Though it takes its prime breath from death core Architecture of a Lie, the debut album from French metallers Karma Zero has plenty of corrosive additives to place it apart from the majority of emerging bands within the genre. The release is a rabid and destructive brute of an album with senses ravaging and intrusive violence its prime directive but throughout it teases and seduces with an imaginative and passionate invention which you cannot fail to fall before. Whether it just wears one down into submission or manipulates with devious hidden alchemy the album and band eventually and certainly gained an exhausted and ardour driven recruit to their intent.
Formed in 2008 the band from Nantes brings a feverish blend of metal, metalcore, and electro to its deathcore heart, a sound which has seen the band earned strong support and responses in their homeland. Their self-titled EP in 2009 marked the band as a promising rising force, that feeling soon supported by their performances alongside the likes of Madball, Shining, and The Arrs as well as successful festival spots at events such as Hellfest Metal Corner and Motocultor. Recording their first album with Stéphane Buriez (Loudblast) in 2011, Karma Zero is primed to explode into a much wider receptive recognition with its recent release via Ultimhate Records.

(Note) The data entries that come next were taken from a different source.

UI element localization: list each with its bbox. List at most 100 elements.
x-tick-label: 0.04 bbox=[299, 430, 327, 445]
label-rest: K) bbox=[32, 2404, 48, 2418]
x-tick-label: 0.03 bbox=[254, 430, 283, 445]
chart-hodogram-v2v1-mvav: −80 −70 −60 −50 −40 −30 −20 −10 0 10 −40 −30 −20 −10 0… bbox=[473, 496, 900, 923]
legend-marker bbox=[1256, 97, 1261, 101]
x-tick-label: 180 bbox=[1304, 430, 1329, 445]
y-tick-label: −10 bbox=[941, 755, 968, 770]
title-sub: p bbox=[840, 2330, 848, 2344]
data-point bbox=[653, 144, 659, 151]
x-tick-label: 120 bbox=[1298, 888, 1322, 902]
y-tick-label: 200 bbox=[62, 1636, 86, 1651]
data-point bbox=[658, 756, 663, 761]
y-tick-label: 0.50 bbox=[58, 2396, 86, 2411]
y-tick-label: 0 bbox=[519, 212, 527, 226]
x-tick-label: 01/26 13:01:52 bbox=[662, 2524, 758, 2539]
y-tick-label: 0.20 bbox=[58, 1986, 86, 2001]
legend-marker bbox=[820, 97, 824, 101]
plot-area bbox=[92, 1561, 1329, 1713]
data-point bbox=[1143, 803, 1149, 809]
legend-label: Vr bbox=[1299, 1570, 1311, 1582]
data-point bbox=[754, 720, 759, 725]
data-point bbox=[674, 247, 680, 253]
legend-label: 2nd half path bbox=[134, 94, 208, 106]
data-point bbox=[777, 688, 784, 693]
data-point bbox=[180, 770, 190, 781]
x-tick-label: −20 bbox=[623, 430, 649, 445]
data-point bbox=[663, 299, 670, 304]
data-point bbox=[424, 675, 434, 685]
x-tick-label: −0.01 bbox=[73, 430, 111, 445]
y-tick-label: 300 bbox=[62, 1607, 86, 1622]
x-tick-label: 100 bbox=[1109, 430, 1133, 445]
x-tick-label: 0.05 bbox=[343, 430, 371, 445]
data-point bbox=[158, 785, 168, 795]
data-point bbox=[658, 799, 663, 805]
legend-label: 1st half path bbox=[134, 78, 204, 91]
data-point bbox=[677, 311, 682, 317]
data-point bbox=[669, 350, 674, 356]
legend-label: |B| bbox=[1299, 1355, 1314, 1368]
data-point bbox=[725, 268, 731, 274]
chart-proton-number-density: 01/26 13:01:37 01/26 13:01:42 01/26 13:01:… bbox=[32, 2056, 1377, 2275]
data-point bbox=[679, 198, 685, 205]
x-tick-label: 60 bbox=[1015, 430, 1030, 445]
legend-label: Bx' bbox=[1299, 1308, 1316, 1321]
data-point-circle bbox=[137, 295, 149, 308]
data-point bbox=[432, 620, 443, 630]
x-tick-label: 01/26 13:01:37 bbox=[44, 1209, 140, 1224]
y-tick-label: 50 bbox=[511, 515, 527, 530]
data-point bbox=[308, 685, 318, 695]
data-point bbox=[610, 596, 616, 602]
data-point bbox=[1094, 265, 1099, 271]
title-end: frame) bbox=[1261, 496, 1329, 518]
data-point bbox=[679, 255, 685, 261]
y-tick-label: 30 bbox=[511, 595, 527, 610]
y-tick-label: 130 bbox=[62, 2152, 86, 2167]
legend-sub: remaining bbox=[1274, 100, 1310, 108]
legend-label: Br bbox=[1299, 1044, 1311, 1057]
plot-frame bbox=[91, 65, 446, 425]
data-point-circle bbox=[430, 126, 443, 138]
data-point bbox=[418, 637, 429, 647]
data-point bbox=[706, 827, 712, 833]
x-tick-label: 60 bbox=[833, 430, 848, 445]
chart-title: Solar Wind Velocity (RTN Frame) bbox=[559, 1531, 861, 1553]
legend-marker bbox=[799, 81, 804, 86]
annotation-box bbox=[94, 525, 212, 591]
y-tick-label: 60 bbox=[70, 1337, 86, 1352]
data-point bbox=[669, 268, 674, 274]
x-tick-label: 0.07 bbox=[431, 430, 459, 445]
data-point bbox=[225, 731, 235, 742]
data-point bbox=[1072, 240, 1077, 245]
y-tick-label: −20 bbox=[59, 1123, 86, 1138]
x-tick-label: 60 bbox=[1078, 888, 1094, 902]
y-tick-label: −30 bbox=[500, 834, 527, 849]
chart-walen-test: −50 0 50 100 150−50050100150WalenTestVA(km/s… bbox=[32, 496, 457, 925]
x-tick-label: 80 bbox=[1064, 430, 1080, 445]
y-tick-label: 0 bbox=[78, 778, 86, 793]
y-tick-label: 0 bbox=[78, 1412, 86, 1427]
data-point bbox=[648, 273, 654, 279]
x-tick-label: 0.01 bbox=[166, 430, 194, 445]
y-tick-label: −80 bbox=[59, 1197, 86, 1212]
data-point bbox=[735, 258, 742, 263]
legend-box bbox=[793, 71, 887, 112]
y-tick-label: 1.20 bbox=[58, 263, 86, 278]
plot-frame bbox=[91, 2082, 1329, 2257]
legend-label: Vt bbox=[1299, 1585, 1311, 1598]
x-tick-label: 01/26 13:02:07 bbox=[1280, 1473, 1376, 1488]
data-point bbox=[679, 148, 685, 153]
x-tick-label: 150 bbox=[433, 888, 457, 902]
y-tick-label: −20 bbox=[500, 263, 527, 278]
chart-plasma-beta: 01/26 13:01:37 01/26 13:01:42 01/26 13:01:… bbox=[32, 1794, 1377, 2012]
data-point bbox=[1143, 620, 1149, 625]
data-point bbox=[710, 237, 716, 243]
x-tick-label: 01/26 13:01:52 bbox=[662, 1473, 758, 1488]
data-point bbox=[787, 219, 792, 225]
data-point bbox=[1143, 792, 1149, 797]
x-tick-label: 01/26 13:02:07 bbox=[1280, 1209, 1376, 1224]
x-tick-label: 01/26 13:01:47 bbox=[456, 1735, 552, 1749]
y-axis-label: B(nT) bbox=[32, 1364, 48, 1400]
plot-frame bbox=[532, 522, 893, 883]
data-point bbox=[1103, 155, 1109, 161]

The title track sparks things off by immediately pounces on the ear with bone snapping beats and ravenous riffs completed by equally predatory vocals. It is an assault which sets you back on your heels to then draw you straight in to its grasp with a maelstrom of sonic textures and a hunger driven intensity. The brawling vocal attack which shifts from a duo to a three prong attack is outstanding but initially distracts from the musical creativity going on beneath its snarl. Into its stride though the track opens up its arms to allow every element to takes its potent place in the course of the song and enriches the senses with a wealth of aggressive variety.
As the following Next Time and No Answers state their individual declarations the album continues to offer a magnetic lure and oppressive malevolence brought through strong musicianship and invention. The two songs do not quite light up the fires within as much as the first but still easily impress even if they arguably are two tracks which bring a more expected genre stance before the ear. The album is not one to rest on its laurels though and the further into its savagery it goes the stronger its imagination and greed to explore increases with songs like Frozen Angel and the outstanding Hidden Law stretching their boundaries and ingenuity with compelling creativity. The first of the pair transfixes the ear with militant riffs but bewitches with an emotive electronic ambience that leaves thoughts drifting into their own interpretation of the narrative. Finely crafted in its moments of reflection musically and dangerously nasty with all weaponry cascading upon the senses in other times, the track is a major highlight of the release soon surpassed by its successor. Hidden Law expels its deepest guttural spite to crawl all over the fierce sonic flames and uncompromising rhythms, its rapacious malice a unique delicious poison for the ear and insidious nectar for the passions.
Through the likes of the voracious Grown Up and the flesh scorching Ghosts the band leave further welcome scars whilst bringing one last elevated triumph with Snake, the most experimental and track on the album. As unfriendly as it is contagious, the song is a magnet for the passions with its riveting expanse of flavours, styles, and character.
Architecture Of A Lie is a decisive and inciting introduction to a band which one senses is heading towards making a strong mark for itself in European metal. Watch out Karma Zero is coming to feed upon your weaknesses.